Problem
This issue is not limited to Google servers; my client has the same issue with the majority of HTTP servers.
I use a few frameworks to send HTTP requests to Google. There is only curl, but it applies to all frameworks.
curl -i --http1.1 https://www.google.com
I received two interesting headers that we should discuss. I changed unused values in the headers to "*" to better focus on the problem.
Date: Wed, 25 Jan 2023 13:45:10 GMT
Set-Cookie:**********; expires=Fri, 24-Feb-2023 13:45:10 GMT; ************************
As you can see, we got two different date and time formats from the set-cookie
header and the date
header.
There is also an HTTP status line, which informs us that the server response is HTTP/1.1.
HTTP/1.1 200 OK
I read rfc 7231 in order to better understand which format is correct. This is what I discovered in the section "7.1.1.1 Date/Time Formats."

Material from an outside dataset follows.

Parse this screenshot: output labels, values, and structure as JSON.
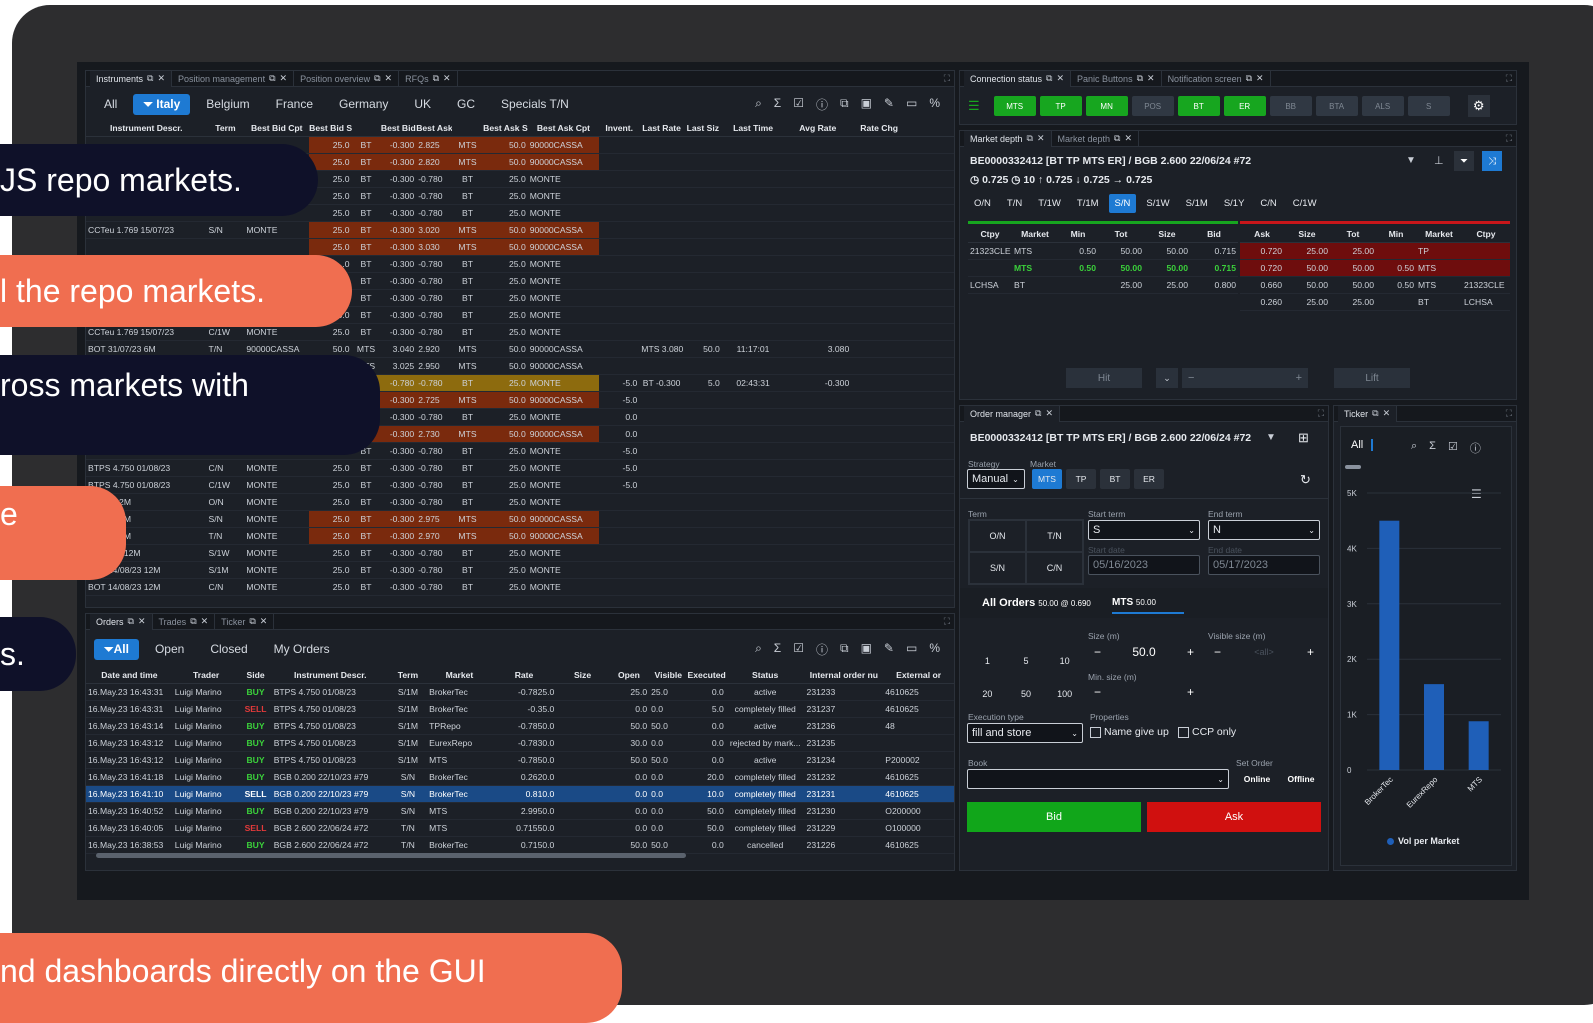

Hypertext Transfer Protocol (HTTP/1.1): Semantics and Content RFC 7231
7.1.1.1. Date/Time Formats
Content:
Prior to 1995, there were three different formats commonly used by servers to communicate timestamps. For compatibility with old implementations, all three are defined here. The preferred format is a fixed-length and single-zone subset of the date and time specification used by the Internet Message Format [RFC5322].
HTTP-date = IMF-fixdate / obs-date
An example of the preferred format is
Sun, 06 Nov 1994 08:49:37 GMT ; IMF-fixdate
Examples of the two obsolete formats are
Sunday, 06-Nov-94 08:49:37 GMT ; obsolete RFC 850 format Sun Nov 6 08:49:37 1994 ; ANSI C's asctime() format
A recipient that parses a timestamp value in an HTTP header field MUST accept all three HTTP-date formats. When a sender generates a header field that contains one or more timestamps defined as HTTP-date, the sender MUST generate those timestamps in the IMF-fixdate format.
My HTTP client supports all three formats, but when I try to parse the Google response, I get an error because Google sends set-cookies with the attribute 'Expires' that do not match any of these formats.
Results
I received datetime text "Fri, 24-Feb-2023 13:45:10 GMT" from the google
However, rfc informed us that our client should only parse three formats.
Sunday, 06-Nov-94 08:49:37 GMT
Sun Nov 6 08:49:37 1994
Sun, 06 Nov 1994 08:49:37 GMT
Nothing from this list does match with google's format.
Is it possible that I misunderstood something or that the RFC is simply ignored?
I tried to find information about the format used by the majority of http servers, but nothing came up.